Today went to Home Page >> Power >> budget Status and noticed :
Name Power State Input Volts Input Current Output Rated Power
PS-1 Online 239.5 V 0.8 A 2360 W
PS-2 Online 240.5 V 0.8 A 2360 W
PS-3
PS-4
PS-5 Online 0.0 V 0.0 A 2360 W
PS-6 Online 0.0 V 0.0 A 2360 W
Which meant PS-5/PS-6 look strange, so after grabbing another PSU from spares and doing a swap round, working PSU in slot 4 brings up failed, moved PS-5 (showing online but 0.0v) to slot 3, comes up online and working plus all voltages, moved spares PSU from slot 4 to Slot 3 comes online, move it to slot 5 shows failed.
So its looknig like PS-4, PS-5 and probably PS-6 have an issue. Both lights were on PS-5 before swap round, PS-6 still has both lights AND shows healthy in GUI, plus Online, but, as above shows 0.0V and 0.0A.
We also changed from Power Supply redundancy (where above table was taken) to AC Redundancy - no change.
So in RACADM logs and CMC logs in GUI, we have lots of :
PSU6 PMBus readings suspended for 28800 s due to errors.
PSU5 PMBus readings suspended for 28800 s due to errors.
and
PSU4 FRU access failed.
Last updated Chassis Power Supplies :
Name Power State Input Volts Input Current Output Rated Power
PS-1 Online 239.5 V 0.8 A 2360 W
PS-2 Online 240.0 V 0.8 A 2360 W
PS-3 Online 239.0 V 0.8 A 2360 W
PS-4 Failed 0.0 V 0.0 A
PS-5 Failed 0.0 V 0.0 A
PS-6 Online 0.0 V 0.0 A 2360 W
(Yes I got another spare PSU to fully populate to see what was going on) :-)
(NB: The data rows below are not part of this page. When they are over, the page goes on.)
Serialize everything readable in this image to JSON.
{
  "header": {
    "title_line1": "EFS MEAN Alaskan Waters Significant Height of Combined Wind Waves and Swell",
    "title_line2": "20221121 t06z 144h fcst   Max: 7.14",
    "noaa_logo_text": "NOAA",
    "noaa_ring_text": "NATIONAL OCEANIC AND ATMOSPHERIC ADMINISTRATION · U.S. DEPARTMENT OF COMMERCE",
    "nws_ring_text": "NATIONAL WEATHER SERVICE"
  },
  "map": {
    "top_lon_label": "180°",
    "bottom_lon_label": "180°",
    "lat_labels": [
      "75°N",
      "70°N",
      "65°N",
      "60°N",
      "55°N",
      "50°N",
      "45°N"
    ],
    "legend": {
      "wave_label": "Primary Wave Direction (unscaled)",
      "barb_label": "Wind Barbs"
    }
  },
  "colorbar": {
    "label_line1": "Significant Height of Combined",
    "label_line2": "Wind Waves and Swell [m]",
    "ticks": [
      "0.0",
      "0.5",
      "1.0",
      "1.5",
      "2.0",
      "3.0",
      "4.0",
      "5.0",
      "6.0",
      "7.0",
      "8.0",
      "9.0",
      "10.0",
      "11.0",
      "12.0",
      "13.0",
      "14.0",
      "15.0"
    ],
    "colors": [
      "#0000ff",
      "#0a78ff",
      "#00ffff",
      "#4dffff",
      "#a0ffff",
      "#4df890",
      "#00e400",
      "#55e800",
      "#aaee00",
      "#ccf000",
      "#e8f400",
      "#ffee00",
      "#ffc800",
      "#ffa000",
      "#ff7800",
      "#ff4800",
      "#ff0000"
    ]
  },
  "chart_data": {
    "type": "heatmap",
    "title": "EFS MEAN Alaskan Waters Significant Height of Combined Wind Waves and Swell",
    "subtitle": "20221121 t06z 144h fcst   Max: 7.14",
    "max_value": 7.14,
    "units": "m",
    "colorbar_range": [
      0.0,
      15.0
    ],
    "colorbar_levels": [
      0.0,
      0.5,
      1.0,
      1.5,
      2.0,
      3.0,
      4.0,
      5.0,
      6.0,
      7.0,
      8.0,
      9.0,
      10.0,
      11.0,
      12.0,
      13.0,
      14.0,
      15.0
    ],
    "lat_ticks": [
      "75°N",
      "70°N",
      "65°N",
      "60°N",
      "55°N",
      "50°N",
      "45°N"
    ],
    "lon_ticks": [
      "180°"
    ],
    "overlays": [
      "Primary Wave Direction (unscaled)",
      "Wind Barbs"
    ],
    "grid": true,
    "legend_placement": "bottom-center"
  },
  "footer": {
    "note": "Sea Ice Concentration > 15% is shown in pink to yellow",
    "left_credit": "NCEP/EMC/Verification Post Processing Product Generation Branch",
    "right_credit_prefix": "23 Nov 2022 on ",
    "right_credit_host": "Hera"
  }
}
Doing a quick google of the 2 above errors brings nothing up - hence being here - Any thoughts ? :-)
DELL-Chris H
Moderator
Moderator
•
8.8K Posts
1
August 8th, 2013 10:00
SCP-UK,
Did you happen to have a power outage or other power event? If so, then you may be able to reseat the power supplies in question and then failover the CMC. That MAY clear the issue. More than likely you will need to power down the blades, then the entire enclosure. After that then remove power cords for a minute and then reinsert and power everything up. That should show all power supplies online. If not then you may want to swap power supplies around and see if error follows specific power supplies. If so they might actually be failed.
Also, is the CMC up to date on this enclosure?
Let me know what you find.
SCP_UK
14 Posts
0
August 8th, 2013 10:00
Hey Chris
Well I was hoping not to have to power the whole enclosure down, and back up, we certainly moved around the PSU's in 3, 4, and 5 proving that each works in slot 3 without issue (so I fairly happy the PSUs are aok).
CMC is sitting at : 4.31, latest version is 4.45 so I shall update it tomorrow when in office, we have a spare CMC as well so Ill do the update on that first to make sure it doesn't break anything :)
Is it worth doing a reset of the CMC via racadm - do not mind trying this now, as long as it doesn't power down the blades (it didnt last time when we upgraded it) :)
DELL-Chris H
Moderator
Moderator
•
8.8K Posts
0
August 8th, 2013 11:00
Glad to hear that. In this case they were showing you an error on the fact the reporting was suspended. That doesn't meant there is a failure in the device, but an issue with communication in reporting it.
DELL-Chris H
Moderator
Moderator
•
8.8K Posts
0
August 8th, 2013 11:00
It shouldn't cause your blades to shutdown. With the failover method it doesn't always clear.
SCP_UK
14 Posts
0
August 8th, 2013 11:00
Hi Chris,
Bingo - that upgrade worked a treat - all issues resolved :-)
Do you know what those errors actually mean though - or why ? Just like to write things up so that if this happens again we have a cheat sheet :-)